Monday, March 13, 2006

Article: Checking Out the Machines Behind Book Digitization

If you have been reading this blog consistently, then you won't find anything that is new in this article about Kirtas, but some new information on 4DigitalBooks machines and a bit of who is using what (nothing shocking).

In talking about the Google Book Search, the University of Michigan said:
Some of the books are scanned onsite, with a nondestructive -- but non-robotic -- scanner from German company Zeutschel, or a flatbed scanner from Fujitsu that requires destroying the books' bindings. But most are sent offsite to Google for scanning, says John Wilkin, associate university librarian for library information technology and technical and access services.
4DigitalBooks now has a book scanner that will do 3000 pages per hour, making it the fastest book scanner (if that throughput holds true). The scanner costs $225,000. (Actually, I'm using the word scanning loosely, since 4DigitalBooks reportedly takes very high quality pictures of the pages, which is the same thing Kirtas does.)
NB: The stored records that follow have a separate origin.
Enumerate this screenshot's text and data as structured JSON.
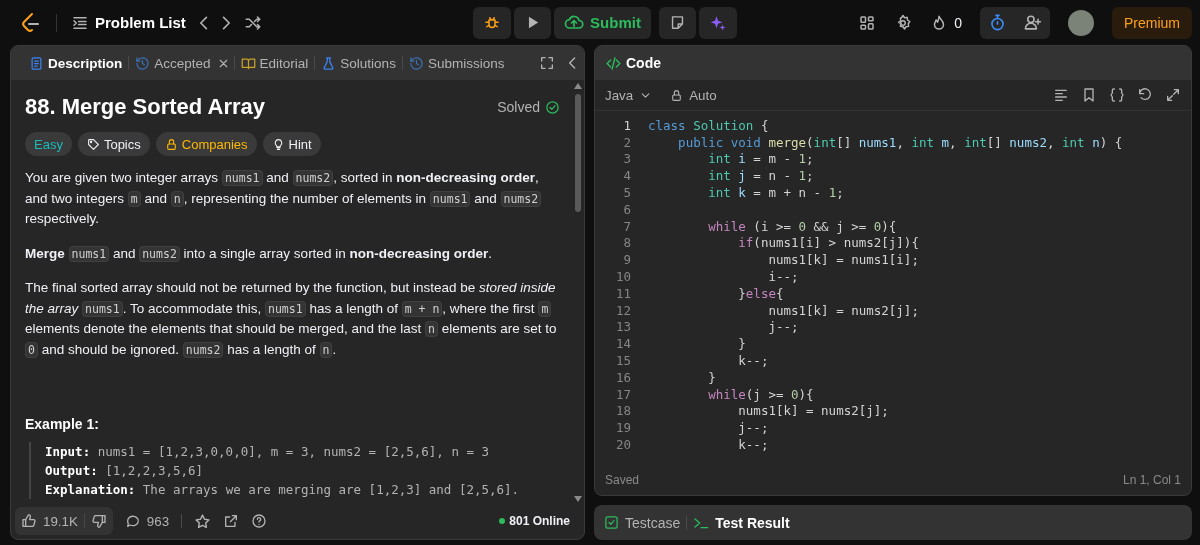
{
  "top_bar": {
    "problem_list": "Problem List",
    "submit": "Submit",
    "streak": "0",
    "premium": "Premium"
  },
  "left_tabs": [
    {
      "label": "Description",
      "kind": "doc",
      "selected": true,
      "closable": false
    },
    {
      "label": "Accepted",
      "kind": "history",
      "selected": false,
      "closable": true
    },
    {
      "label": "Editorial",
      "kind": "book",
      "selected": false,
      "closable": false
    },
    {
      "label": "Solutions",
      "kind": "flask",
      "selected": false,
      "closable": false
    },
    {
      "label": "Submissions",
      "kind": "history",
      "selected": false,
      "closable": false
    }
  ],
  "problem": {
    "title": "88. Merge Sorted Array",
    "status": "Solved",
    "tags": [
      {
        "label": "Easy",
        "kind": "plain",
        "color": "#1cbaba"
      },
      {
        "label": "Topics",
        "kind": "tag",
        "color": "#eff1f6"
      },
      {
        "label": "Companies",
        "kind": "lock",
        "color": "#ffb800"
      },
      {
        "label": "Hint",
        "kind": "bulb",
        "color": "#eff1f6"
      }
    ],
    "paragraphs": [
      [
        {
          "kind": "text",
          "text": "You are given two integer arrays "
        },
        {
          "kind": "code",
          "text": "nums1"
        },
        {
          "kind": "text",
          "text": " and "
        },
        {
          "kind": "code",
          "text": "nums2"
        },
        {
          "kind": "text",
          "text": ", sorted in **non-decreasing order**, and two integers "
        },
        {
          "kind": "code",
          "text": "m"
        },
        {
          "kind": "text",
          "text": " and "
        },
        {
          "kind": "code",
          "text": "n"
        },
        {
          "kind": "text",
          "text": ", representing the number of elements in "
        },
        {
          "kind": "code",
          "text": "nums1"
        },
        {
          "kind": "text",
          "text": " and "
        },
        {
          "kind": "code",
          "text": "nums2"
        },
        {
          "kind": "text",
          "text": " respectively."
        }
      ],
      [
        {
          "kind": "text",
          "text": "**Merge** "
        },
        {
          "kind": "code",
          "text": "nums1"
        },
        {
          "kind": "text",
          "text": " and "
        },
        {
          "kind": "code",
          "text": "nums2"
        },
        {
          "kind": "text",
          "text": " into a single array sorted in **non-decreasing order**."
        }
      ],
      [
        {
          "kind": "text",
          "text": "The final sorted array should not be returned by the function, but instead be *stored inside the array* "
        },
        {
          "kind": "code",
          "text": "nums1"
        },
        {
          "kind": "text",
          "text": ". To accommodate this, "
        },
        {
          "kind": "code",
          "text": "nums1"
        },
        {
          "kind": "text",
          "text": " has a length of "
        },
        {
          "kind": "code",
          "text": "m + n"
        },
        {
          "kind": "text",
          "text": ", where the first "
        },
        {
          "kind": "code",
          "text": "m"
        },
        {
          "kind": "text",
          "text": " elements denote the elements that should be merged, and the last "
        },
        {
          "kind": "code",
          "text": "n"
        },
        {
          "kind": "text",
          "text": " elements are set to "
        },
        {
          "kind": "code",
          "text": "0"
        },
        {
          "kind": "text",
          "text": " and should be ignored. "
        },
        {
          "kind": "code",
          "text": "nums2"
        },
        {
          "kind": "text",
          "text": " has a length of "
        },
        {
          "kind": "code",
          "text": "n"
        },
        {
          "kind": "text",
          "text": "."
        }
      ]
    ],
    "example": {
      "title": "Example 1:",
      "lines": [
        {
          "label": "Input:",
          "value": "nums1 = [1,2,3,0,0,0], m = 3, nums2 = [2,5,6], n = 3"
        },
        {
          "label": "Output:",
          "value": "[1,2,2,3,5,6]"
        },
        {
          "label": "Explanation:",
          "value": "The arrays we are merging are [1,2,3] and [2,5,6]."
        }
      ]
    }
  },
  "footer": {
    "likes": "19.1K",
    "comments": "963",
    "online": "801 Online"
  },
  "code_panel": {
    "title": "Code",
    "language": "Java",
    "mode": "Auto",
    "status": "Saved",
    "cursor": "Ln 1, Col 1",
    "lines": [
      {
        "number": "1",
        "tokens": [
          {
            "kind": "keyword",
            "text": "class "
          },
          {
            "kind": "type",
            "text": "Solution"
          },
          {
            "kind": "plain",
            "text": " {"
          }
        ]
      },
      {
        "number": "2",
        "tokens": [
          {
            "kind": "keyword",
            "text": "    public "
          },
          {
            "kind": "keyword",
            "text": "void "
          },
          {
            "kind": "function",
            "text": "merge"
          },
          {
            "kind": "plain",
            "text": "("
          },
          {
            "kind": "type",
            "text": "int"
          },
          {
            "kind": "plain",
            "text": "[] "
          },
          {
            "kind": "variable",
            "text": "nums1"
          },
          {
            "kind": "plain",
            "text": ", "
          },
          {
            "kind": "type",
            "text": "int "
          },
          {
            "kind": "variable",
            "text": "m"
          },
          {
            "kind": "plain",
            "text": ", "
          },
          {
            "kind": "type",
            "text": "int"
          },
          {
            "kind": "plain",
            "text": "[] "
          },
          {
            "kind": "variable",
            "text": "nums2"
          },
          {
            "kind": "plain",
            "text": ", "
          },
          {
            "kind": "type",
            "text": "int "
          },
          {
            "kind": "variable",
            "text": "n"
          },
          {
            "kind": "plain",
            "text": ") {"
          }
        ]
      },
      {
        "number": "3",
        "tokens": [
          {
            "kind": "type",
            "text": "        int "
          },
          {
            "kind": "variable",
            "text": "i"
          },
          {
            "kind": "plain",
            "text": " = m - "
          },
          {
            "kind": "number",
            "text": "1"
          },
          {
            "kind": "plain",
            "text": ";"
          }
        ]
      },
      {
        "number": "4",
        "tokens": [
          {
            "kind": "type",
            "text": "        int "
          },
          {
            "kind": "variable",
            "text": "j"
          },
          {
            "kind": "plain",
            "text": " = n - "
          },
          {
            "kind": "number",
            "text": "1"
          },
          {
            "kind": "plain",
            "text": ";"
          }
        ]
      },
      {
        "number": "5",
        "tokens": [
          {
            "kind": "type",
            "text": "        int "
          },
          {
            "kind": "variable",
            "text": "k"
          },
          {
            "kind": "plain",
            "text": " = m + n - "
          },
          {
            "kind": "number",
            "text": "1"
          },
          {
            "kind": "plain",
            "text": ";"
          }
        ]
      },
      {
        "number": "6"
      },
      {
        "number": "7",
        "tokens": [
          {
            "kind": "control",
            "text": "        while"
          },
          {
            "kind": "plain",
            "text": " (i >= "
          },
          {
            "kind": "number",
            "text": "0"
          },
          {
            "kind": "plain",
            "text": " && j >= "
          },
          {
            "kind": "number",
            "text": "0"
          },
          {
            "kind": "plain",
            "text": "){"
          }
        ]
      },
      {
        "number": "8",
        "tokens": [
          {
            "kind": "control",
            "text": "            if"
          },
          {
            "kind": "plain",
            "text": "(nums1[i] > nums2[j]){"
          }
        ]
      },
      {
        "number": "9",
        "tokens": [
          {
            "kind": "plain",
            "text": "                nums1[k] = nums1[i];"
          }
        ]
      },
      {
        "number": "10",
        "tokens": [
          {
            "kind": "plain",
            "text": "                i--;"
          }
        ]
      },
      {
        "number": "11",
        "tokens": [
          {
            "kind": "plain",
            "text": "            }"
          },
          {
            "kind": "control",
            "text": "else"
          },
          {
            "kind": "plain",
            "text": "{"
          }
        ]
      },
      {
        "number": "12",
        "tokens": [
          {
            "kind": "plain",
            "text": "                nums1[k] = nums2[j];"
          }
        ]
      },
      {
        "number": "13",
        "tokens": [
          {
            "kind": "plain",
            "text": "                j--;"
          }
        ]
      },
      {
        "number": "14",
        "tokens": [
          {
            "kind": "plain",
            "text": "            }"
          }
        ]
      },
      {
        "number": "15",
        "tokens": [
          {
            "kind": "plain",
            "text": "            k--;"
          }
        ]
      },
      {
        "number": "16",
        "tokens": [
          {
            "kind": "plain",
            "text": "        }"
          }
        ]
      },
      {
        "number": "17",
        "tokens": [
          {
            "kind": "control",
            "text": "        while"
          },
          {
            "kind": "plain",
            "text": "(j >= "
          },
          {
            "kind": "number",
            "text": "0"
          },
          {
            "kind": "plain",
            "text": "){"
          }
        ]
      },
      {
        "number": "18",
        "tokens": [
          {
            "kind": "plain",
            "text": "            nums1[k] = nums2[j];"
          }
        ]
      },
      {
        "number": "19",
        "tokens": [
          {
            "kind": "plain",
            "text": "            j--;"
          }
        ]
      },
      {
        "number": "20",
        "tokens": [
          {
            "kind": "plain",
            "text": "            k--;"
          }
        ]
      }
    ]
  },
  "bottom_tabs": [
    {
      "label": "Testcase",
      "kind": "check",
      "selected": false
    },
    {
      "label": "Test Result",
      "kind": "terminal",
      "selected": true
    }
  ]
}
4DigitalBooks will rent it equipment to a library and says that the cost per page (even if rented) can be as low as 4 cents/page. However, its equipment is large which can make it prohibitive if space is not available for it.

The article again says that Google is using a proprietary system (as is Amazon). I'm skeptical about that. Why would either company use proprietary systems given the technology that is available in the marketplace? Maybe they have added a proprietary twist to technology that is in the marketplace? Now that I might believe.